In a late development in the campaign, Rosero accused Sabini’s campaign workers of allegedly tearing down his posters and vandalizing his campaign office.

Responding to Rosero’s charges, Sabini stated, “Nobody in my campaign did anything like that. If that happened, he should go to the police because that’s a crime and should be reported.”

The primary battle in Flushing’s 22nd Assembly District has incumbent Barry Grodenchik challenged by Ben Singer and Jimmy Meng.

Grodenchik has the support of the regular Democratic organization in the area, including Councilmember John Liu, who is also running for re-election as Democratic district leader with his co-leader Martha Flores–Vasquez.

Aligned with Grodenchik and Liu on what they call the Flushing Unity State, are Ellen Young, from Liu’s staff, and Terence Park. Both are running for Democratic district leader positions.

Singer, a retired Flushing businessman, is backed by the Democratic Club of Flushing, headed by former legislator Julia Harrison, who is running for re-election as Democrat district leader with co-leader John Rosario. The 75-year-old Singer chided Grodenchik for the Assembly’s failure to pass a state budget on time and promised to bring his longtime experience in business into play if he’s elected.

The Singer slate survived a court challenge to knock it off the ballot.

Meng, who ran against Grodenchik in the 2000 Democratic primary and, by his own account, lost by 126 votes, is a community leader and building supply business owner in Flushing. He has reportedly poured more than $100,000 into his campaign.

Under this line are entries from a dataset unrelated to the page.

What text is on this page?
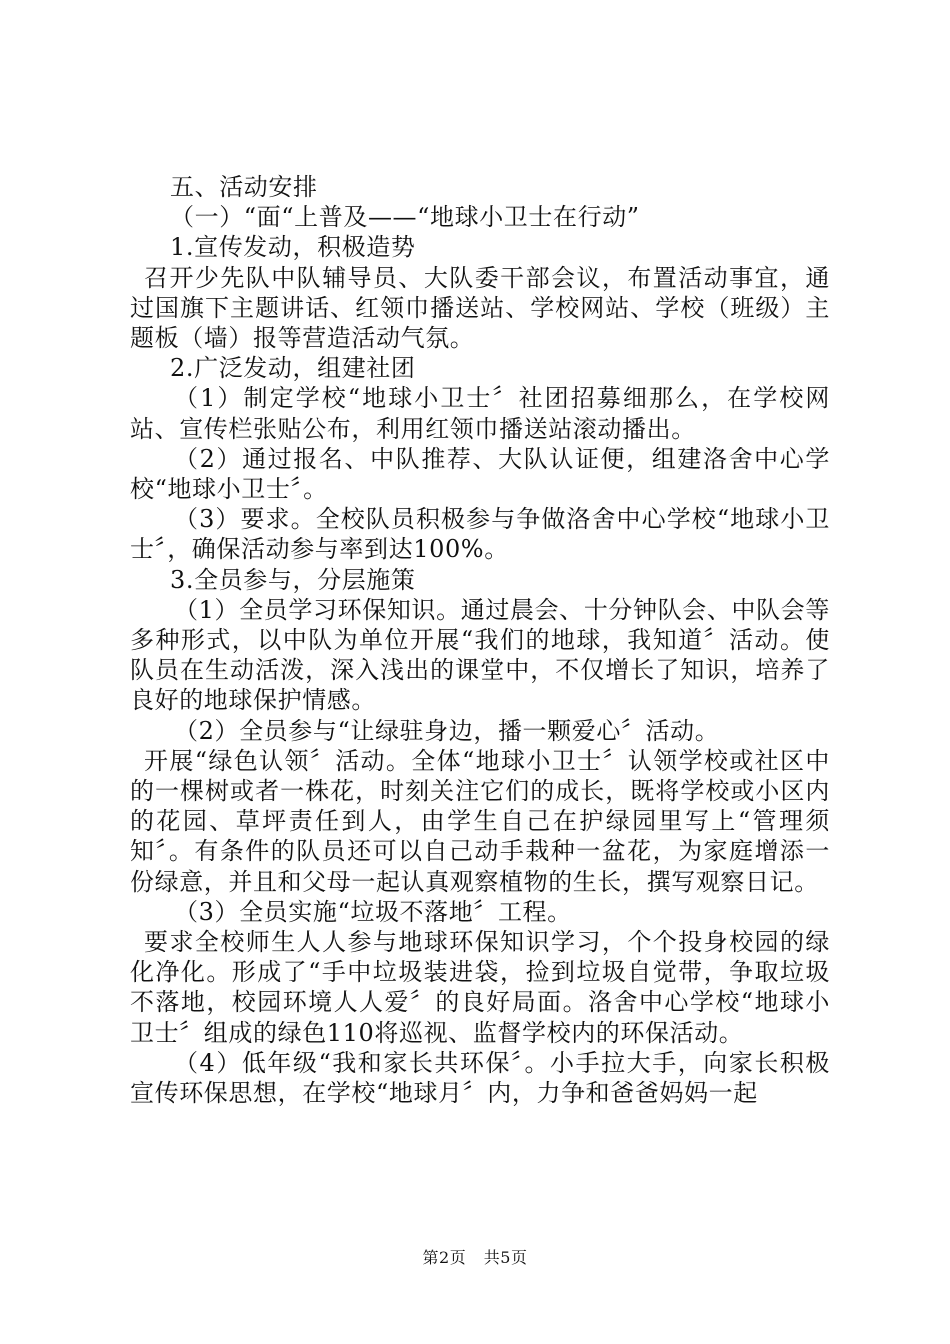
五、活动安排

（一）“面“上普及——“地球小卫士在行动”

1.宣传发动，积极造势

召开少先队中队辅导员、大队委干部会议，布置活动事宜，通过国旗下主题讲话、红领巾播送站、学校网站、学校（班级）主题板（墙）报等营造活动气氛。

2.广泛发动，组建社团

（1）制定学校“地球小卫士〞社团招募细那么，在学校网站、宣传栏张贴公布，利用红领巾播送站滚动播出。

（2）通过报名、中队推荐、大队认证便，组建洛舍中心学校“地球小卫士〞。

（3）要求。全校队员积极参与争做洛舍中心学校“地球小卫士〞，确保活动参与率到达100%。

3.全员参与，分层施策

（1）全员学习环保知识。通过晨会、十分钟队会、中队会等多种形式，以中队为单位开展“我们的地球，我知道〞活动。使队员在生动活泼，深入浅出的课堂中，不仅增长了知识，培养了良好的地球保护情感。

（2）全员参与“让绿驻身边，播一颗爱心〞活动。

开展“绿色认领〞活动。全体“地球小卫士〞认领学校或社区中的一棵树或者一株花，时刻关注它们的成长，既将学校或小区内的花园、草坪责任到人，由学生自己在护绿园里写上“管理须知〞。有条件的队员还可以自己动手栽种一盆花，为家庭增添一份绿意，并且和父母一起认真观察植物的生长，撰写观察日记。

（3）全员实施“垃圾不落地〞工程。

要求全校师生人人参与地球环保知识学习，个个投身校园的绿化净化。形成了“手中垃圾装进袋，捡到垃圾自觉带，争取垃圾不落地，校园环境人人爱〞的良好局面。洛舍中心学校“地球小卫士〞组成的绿色110将巡视、监督学校内的环保活动。

（4）低年级“我和家长共环保〞。小手拉大手，向家长积极宣传环保思想，在学校“地球月〞内，力争和爸爸妈妈一起

第2页 共5页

Republican primaries in Queens are few and far between, so the Graves/Policarpio race has created some interest not only as a rarity but also because state Senator Frank Padavan the most prominent Republican in the borough, particularly in northeast Queens, is supporting Policarpio against Graves. Graves is the Queens GOP organization’s choice.

Policarpio, who holds a masters’ degree in public administration from NYU, is a retired U.S. immigration officer. The Phillipine Island-born pol who came to the United States in 1973, wants to serve in Congress because, “As a New Yorker who worked hard to reach the American dream, I can better represent the people’s demands, needs and aspirations.” According to his campaign literature, he supports America’s war on terrorism, wants full enforcement of equal opportunity laws, better senior centers with advanced facilities, financial incentives and tax credits for college students and transformation of downtown Flushing into a “tourist haven.”

Padavan said that at the time he endorsed Policarpio, the Queens organization decided to back Graves against Crowley. Graves changed his mind later and chose Ackerman as his opponent, but by then Padavan was locked in to backing Policarpio he said.

Graves, 35 and a resident of Bayside, operates a business which researches nutritional products. His positions, therefore are business-oriented and follow closely President George W. Bush’s platform.

He said, “We’ve got to make sure we are secure and Washington should give as a good share of anti-terror funds because we need it most.” He proposes continuing with the tax cuts that the president started in order to help small business, which create most jobs. He said the high cost of doing business is forcing many small companies to leave the state.

Graves, a Bayside resident for about nine years, is single. He belongs to the Northeast Queens Republican Club and has been endorsed in the primary by the Queens Republican Party organization.